WorldFish
- Formation: 1975
- Type: International organization
- Purpose: Research
- Headquarters: Penang, Malaysia
- Region served: Worldwide
- Members: FishBase Consortium
- Parent organization: Consultative Group on International Agricultural Research
- Website: www.worldfishcenter.org

= WorldFish =

Organization

The International Center for Living Aquatic Resources Management (ICLARM), also known as WorldFish, is an international organization working to transform aquatic food systems to reduce hunger, malnutrition, and poverty.

Based in Penang, Malaysia, WorldFish is a member of CGIAR, which unites international organizations engaged in research about food security and has a presence in 20 countries throughout Africa, Asia and the Pacific Region.

WorldFish has introduced technologies to ramp up local aquatic food production through a network of partners. Such innovations include the development of "genetically improved farmed tilapia" (GIFT) and an enhanced strain of Nile tilapia, in support of smallhold aquaculture farmers in the Global South.

==WorldFish research==
In 2020, WorldFish began to transition from fisheries and aquaculture to a more holistic aquatic foods system approach. The institution shifted towards food systems management to focus on aquatic food value chains from production through consumption, with focuses on climate resilience and environmental sustainability.

== Recognition ==
WorldFish has been recognized for its work in Nile tilapia.
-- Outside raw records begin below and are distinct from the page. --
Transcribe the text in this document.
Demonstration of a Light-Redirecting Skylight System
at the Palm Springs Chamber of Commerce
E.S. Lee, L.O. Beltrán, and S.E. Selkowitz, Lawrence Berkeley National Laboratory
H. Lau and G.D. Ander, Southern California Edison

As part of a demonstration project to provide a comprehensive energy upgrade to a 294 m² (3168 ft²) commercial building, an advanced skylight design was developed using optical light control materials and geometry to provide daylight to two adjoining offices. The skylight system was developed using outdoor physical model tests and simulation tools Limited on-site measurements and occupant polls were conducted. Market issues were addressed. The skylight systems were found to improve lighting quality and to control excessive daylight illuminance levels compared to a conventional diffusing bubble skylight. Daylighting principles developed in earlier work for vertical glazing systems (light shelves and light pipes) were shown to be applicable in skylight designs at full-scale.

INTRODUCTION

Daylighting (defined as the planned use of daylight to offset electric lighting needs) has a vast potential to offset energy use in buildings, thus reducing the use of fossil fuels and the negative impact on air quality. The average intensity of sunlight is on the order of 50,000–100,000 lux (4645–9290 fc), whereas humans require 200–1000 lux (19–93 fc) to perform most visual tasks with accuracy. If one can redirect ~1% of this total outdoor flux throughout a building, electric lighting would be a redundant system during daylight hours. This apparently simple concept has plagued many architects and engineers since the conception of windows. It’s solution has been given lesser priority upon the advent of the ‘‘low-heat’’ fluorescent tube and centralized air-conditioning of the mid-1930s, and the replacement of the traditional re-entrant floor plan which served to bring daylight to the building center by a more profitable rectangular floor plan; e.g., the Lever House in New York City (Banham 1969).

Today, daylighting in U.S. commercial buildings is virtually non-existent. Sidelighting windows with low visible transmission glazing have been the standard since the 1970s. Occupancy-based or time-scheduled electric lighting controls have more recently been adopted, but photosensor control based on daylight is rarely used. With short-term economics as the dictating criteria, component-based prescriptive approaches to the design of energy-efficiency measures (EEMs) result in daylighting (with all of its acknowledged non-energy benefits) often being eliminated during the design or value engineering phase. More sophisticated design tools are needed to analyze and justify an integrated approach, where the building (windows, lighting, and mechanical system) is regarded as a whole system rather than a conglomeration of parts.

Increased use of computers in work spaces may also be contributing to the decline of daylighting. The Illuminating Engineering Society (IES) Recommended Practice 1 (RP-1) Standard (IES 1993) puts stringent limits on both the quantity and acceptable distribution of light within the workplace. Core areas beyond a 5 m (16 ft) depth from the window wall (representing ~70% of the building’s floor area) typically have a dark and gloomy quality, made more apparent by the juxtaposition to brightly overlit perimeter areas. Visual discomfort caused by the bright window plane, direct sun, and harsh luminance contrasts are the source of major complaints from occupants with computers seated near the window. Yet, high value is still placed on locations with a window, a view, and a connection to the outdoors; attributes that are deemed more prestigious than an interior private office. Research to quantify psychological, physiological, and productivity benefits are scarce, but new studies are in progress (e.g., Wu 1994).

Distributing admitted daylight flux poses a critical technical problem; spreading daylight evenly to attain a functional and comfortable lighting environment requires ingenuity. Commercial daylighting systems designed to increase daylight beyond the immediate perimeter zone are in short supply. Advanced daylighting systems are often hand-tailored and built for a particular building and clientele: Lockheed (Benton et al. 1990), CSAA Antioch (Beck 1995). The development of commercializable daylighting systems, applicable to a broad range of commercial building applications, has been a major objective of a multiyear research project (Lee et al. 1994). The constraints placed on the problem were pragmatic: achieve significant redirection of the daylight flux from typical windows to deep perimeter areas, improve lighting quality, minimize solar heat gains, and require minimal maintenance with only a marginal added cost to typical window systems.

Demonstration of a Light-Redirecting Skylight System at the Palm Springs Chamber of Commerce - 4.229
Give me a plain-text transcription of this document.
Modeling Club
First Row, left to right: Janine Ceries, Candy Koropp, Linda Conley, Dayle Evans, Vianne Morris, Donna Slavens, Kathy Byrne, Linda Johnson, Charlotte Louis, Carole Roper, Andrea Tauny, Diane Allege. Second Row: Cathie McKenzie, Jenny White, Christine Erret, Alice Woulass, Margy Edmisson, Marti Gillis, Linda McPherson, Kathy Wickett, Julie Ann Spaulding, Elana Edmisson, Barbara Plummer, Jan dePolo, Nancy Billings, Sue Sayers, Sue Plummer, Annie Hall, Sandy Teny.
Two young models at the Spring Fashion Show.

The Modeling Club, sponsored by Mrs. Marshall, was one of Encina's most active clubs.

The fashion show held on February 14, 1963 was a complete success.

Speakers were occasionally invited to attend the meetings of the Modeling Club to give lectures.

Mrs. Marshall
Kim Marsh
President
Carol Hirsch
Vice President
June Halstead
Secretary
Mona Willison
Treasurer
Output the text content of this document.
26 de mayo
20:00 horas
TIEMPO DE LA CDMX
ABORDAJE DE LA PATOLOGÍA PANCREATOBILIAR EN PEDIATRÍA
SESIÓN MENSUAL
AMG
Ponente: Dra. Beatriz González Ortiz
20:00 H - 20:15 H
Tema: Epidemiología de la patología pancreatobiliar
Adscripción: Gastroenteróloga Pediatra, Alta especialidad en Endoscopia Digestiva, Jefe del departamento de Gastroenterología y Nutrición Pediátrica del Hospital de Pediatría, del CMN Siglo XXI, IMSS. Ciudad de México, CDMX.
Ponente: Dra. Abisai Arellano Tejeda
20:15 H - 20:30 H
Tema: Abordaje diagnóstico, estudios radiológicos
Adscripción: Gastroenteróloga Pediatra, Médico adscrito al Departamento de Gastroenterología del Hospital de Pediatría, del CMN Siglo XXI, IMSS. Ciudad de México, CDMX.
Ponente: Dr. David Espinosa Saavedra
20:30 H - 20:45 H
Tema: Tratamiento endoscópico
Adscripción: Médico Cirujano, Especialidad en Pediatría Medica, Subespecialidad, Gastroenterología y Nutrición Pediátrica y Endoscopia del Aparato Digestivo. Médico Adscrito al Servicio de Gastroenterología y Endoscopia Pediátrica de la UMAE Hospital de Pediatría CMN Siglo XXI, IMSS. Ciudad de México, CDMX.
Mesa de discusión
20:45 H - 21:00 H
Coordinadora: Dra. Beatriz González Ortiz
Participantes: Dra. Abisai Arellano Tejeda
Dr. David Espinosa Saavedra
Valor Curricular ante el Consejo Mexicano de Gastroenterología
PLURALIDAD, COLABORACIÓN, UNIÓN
WorldFish fisheries scientist Modadugu Vijay Gupta was awarded the World Food Prize for his research on genetically improved farmed tilapia (GIFT) in support of food and nutrition security in food-insecure regions.

Shakuntala Haraksingh Thilsted, a food nutritionist with WorldFish, received the 2021 World Food Prize for her groundbreaking research, critical insights, and landmark innovations in developing holistic, nutrition-sensitive approaches to aquaculture and food systems.

==Impact==
WorldFish has worked to breed genetically enhanced fast-growing tilapia (GIFT) varieties to raise the productivity and incomes of low-income smallholder farmers. It also works to improve the production of key inputs for aquaculture, specifically fish feed and fingerlings, and links small-scale aquatic food producers with input and output markets.